This week’s post is purely my own opinion about the state of Hollywood movies these days, so some of you may disagree with my thoughts. That’s fine. I welcome varying opinions and ideas.
My husband and I enjoy watching movies and go to see them frequently. Anything we miss on the big screen, we will usually see on pay-per-view. If you’ve been to our house, you’ll see a half-way decent DVD collection as well.
Unfortunately, this past weekend we went to see a movie… and ended up walking out of it. It reached a point where the violence and carnage were just too much. We didn’t need to see all of that graphic detail. What was the point? Just for shock value?
Plus, we didn’t care about the characters. There wasn’t anything truly redeeming or heroic about the main character that made me care if he reached his goal.
It seems like we are at the point in movies where the filmmakers don’t trust their audience to use their imagination or be able to discern what’s really going on with the story, unless it’s shoved down our throat. Every violent, awful detail is now shown, up close and in your face.
And there are some movies where you cannot distinguish between the good guys and the bad guys. Everyone is out for themselves or for revenge, and there’s nothing redeeming about any of the characters.
This sparked a discussion between my husband and myself about “growing older” and our “changing tastes” in movies. Well, in this area, I’m glad to grow older. I’m sorry we wasted our money on the movie this weekend, only to walk out of it.
Now my husband understands why I tend to watch certain movies over and over again.
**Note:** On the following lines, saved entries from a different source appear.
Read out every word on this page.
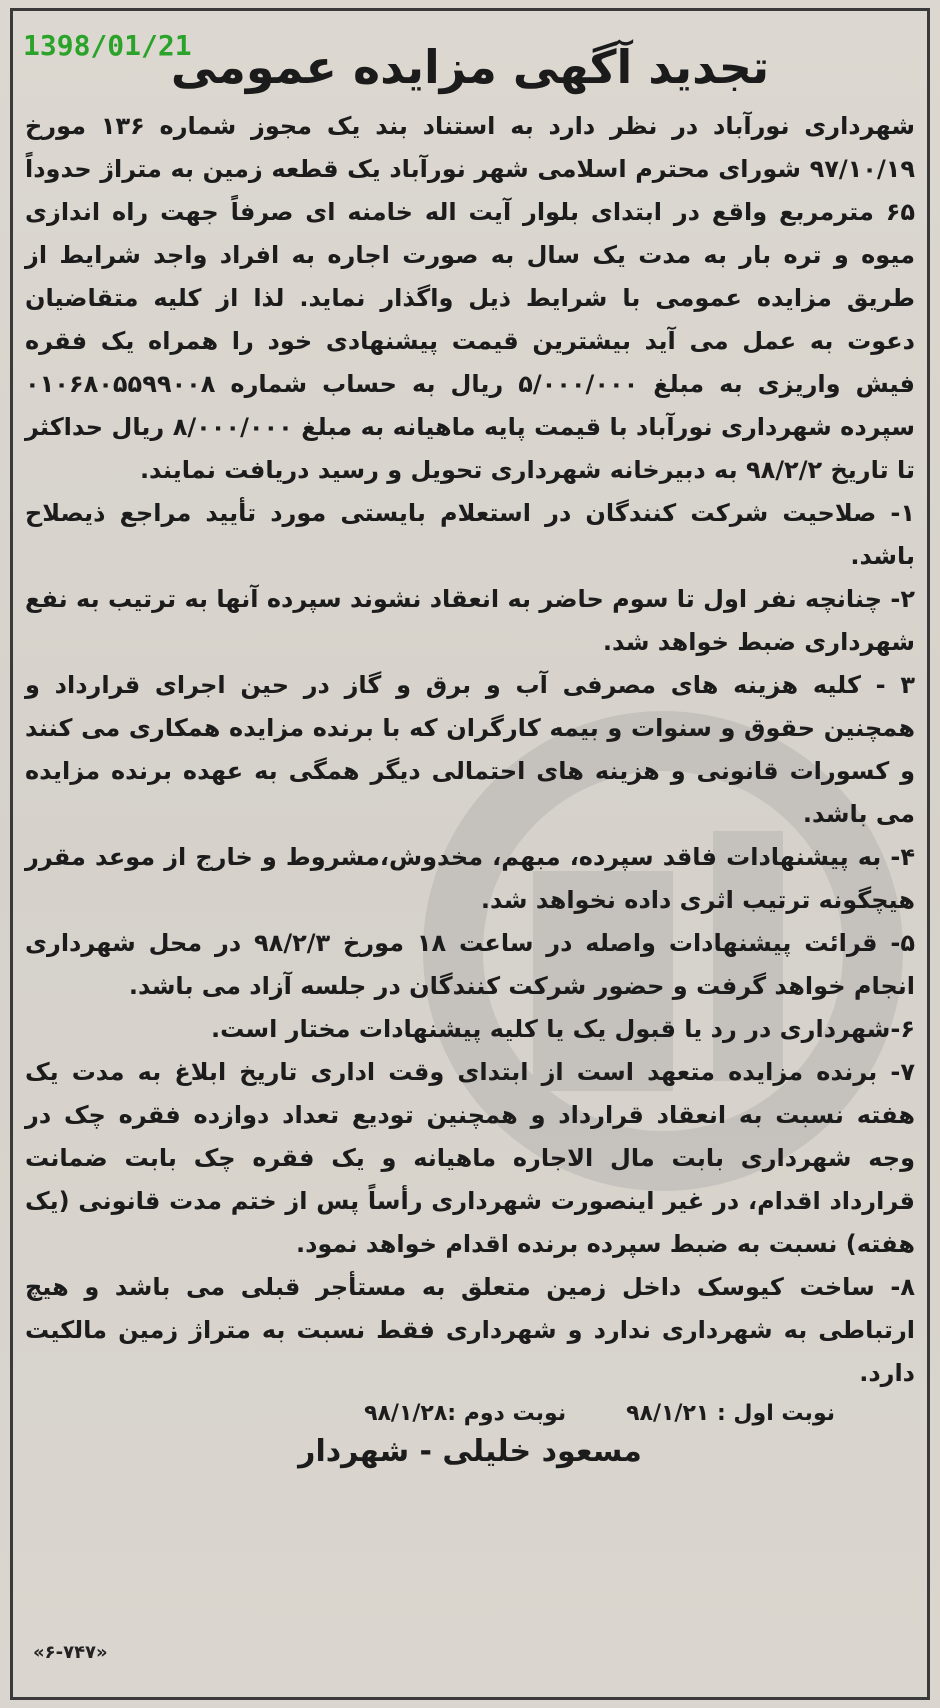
1398/01/21
تجدید آگهی مزایده عمومی

شهرداری نورآباد در نظر دارد به استناد بند یک مجوز شماره ۱۳۶ مورخ ۹۷/۱۰/۱۹ شورای محترم اسلامی شهر نورآباد یک قطعه زمین به متراژ حدوداً ۶۵ مترمربع واقع در ابتدای بلوار آیت اله خامنه ای صرفاً جهت راه اندازی میوه و تره بار به مدت یک سال به صورت اجاره به افراد واجد شرایط از طریق مزایده عمومی با شرایط ذیل واگذار نماید. لذا از کلیه متقاضیان دعوت به عمل می آید بیشترین قیمت پیشنهادی خود را همراه یک فقره فیش واریزی به مبلغ ۵/۰۰۰/۰۰۰ ریال به حساب شماره ۰۱۰۶۸۰۵۵۹۹۰۰۸ سپرده شهرداری نورآباد با قیمت پایه ماهیانه به مبلغ ۸/۰۰۰/۰۰۰ ریال حداکثر تا تاریخ ۹۸/۲/۲ به دبیرخانه شهرداری تحویل و رسید دریافت نمایند.

۱- صلاحیت شرکت کنندگان در استعلام بایستی مورد تأیید مراجع ذیصلاح باشد.

۲- چنانچه نفر اول تا سوم حاضر به انعقاد نشوند سپرده آنها به ترتیب به نفع شهرداری ضبط خواهد شد.

۳ - کلیه هزینه های مصرفی آب و برق و گاز در حین اجرای قرارداد و همچنین حقوق و سنوات و بیمه کارگران که با برنده مزایده همکاری می کنند و کسورات قانونی و هزینه های احتمالی دیگر همگی به عهده برنده مزایده می باشد.

۴- به پیشنهادات فاقد سپرده، مبهم، مخدوش،مشروط و خارج از موعد مقرر هیچگونه ترتیب اثری داده نخواهد شد.

۵- قرائت پیشنهادات واصله در ساعت ۱۸ مورخ ۹۸/۲/۳ در محل شهرداری انجام خواهد گرفت و حضور شرکت کنندگان در جلسه آزاد می باشد.

۶-شهرداری در رد یا قبول یک یا کلیه پیشنهادات مختار است.

۷- برنده مزایده متعهد است از ابتدای وقت اداری تاریخ ابلاغ به مدت یک هفته نسبت به انعقاد قرارداد و همچنین تودیع تعداد دوازده فقره چک در وجه شهرداری بابت مال الاجاره ماهیانه و یک فقره چک بابت ضمانت قرارداد اقدام، در غیر اینصورت شهرداری رأساً پس از ختم مدت قانونی (یک هفته) نسبت به ضبط سپرده برنده اقدام خواهد نمود.

۸- ساخت کیوسک داخل زمین متعلق به مستأجر قبلی می باشد و هیچ ارتباطی به شهرداری ندارد و شهرداری فقط نسبت به متراژ زمین مالکیت دارد.

نوبت اول : ۹۸/۱/۲۱
نوبت دوم :۹۸/۱/۲۸
مسعود خلیلی - شهردار
«۶-۷۴۷»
Most of the new stuff stinks.
Of course, I blame my film crit professor from the University of Texas (Hook ‘Em Horns) for my analysis of movies and watching them again and again.
It was because of his class that I became a fan of Alfred Hitchcock movies (pre-“Psycho”). Hitchcock was a master of suspense by allowing the audience to use their imagination. Sometimes your own imagination is scarier than what you are bombarded with in some of today’s films.
Take “Rear Window.” When Raymond Burr’s character is climbing up the stairs to Jimmy Stewart’s apartment. The audience hears the outside door slam, the sound of the footsteps as he climbs, the pause outside the door, Jimmy Stewart’s face and his feeling of being trapped with no where to go are all evident, just from the sound of heavy, slow footsteps, and a bead of sweat coming down Stewart’s temple. The audience is scared right along with Jimmy! Yes, there’s a “fight” scene, but it’s tame compared to today’s fight scenes.
It’s still a wonderfully, suspenseful scene with zero blood and gore.
I hope there’s more of a demand for cleaner movies — still fun, still suspenseful, still romantic — without gratuitous violence, nudity or crudeness. Truly, it can be done. The group who made “Facing the Giants,” and “Courageous” among others is trying to do this. They don’t have the top-notch actors (I don’t mean to offend there), and Hollywood money backing them up yet, but at least the stories they’re telling are appealing and life affirming.
At some point, we have to quit paying to see the overly violent, made with the jerky camera (why this is suddenly so popular, I’ll never know) film, and let’s get back to stories about characters we care about.
Will Hollywood listen? Well, I’m not the audience demographic that they make movies for. I can only hope my children and the younger generation are really thinking about what they’re filling their minds with and where they’re spending their money. I guess that would be my prayer…. that we all pay closer attention to what we fill our minds with.
Oh, Jimmy Stewart, we sure could use you now!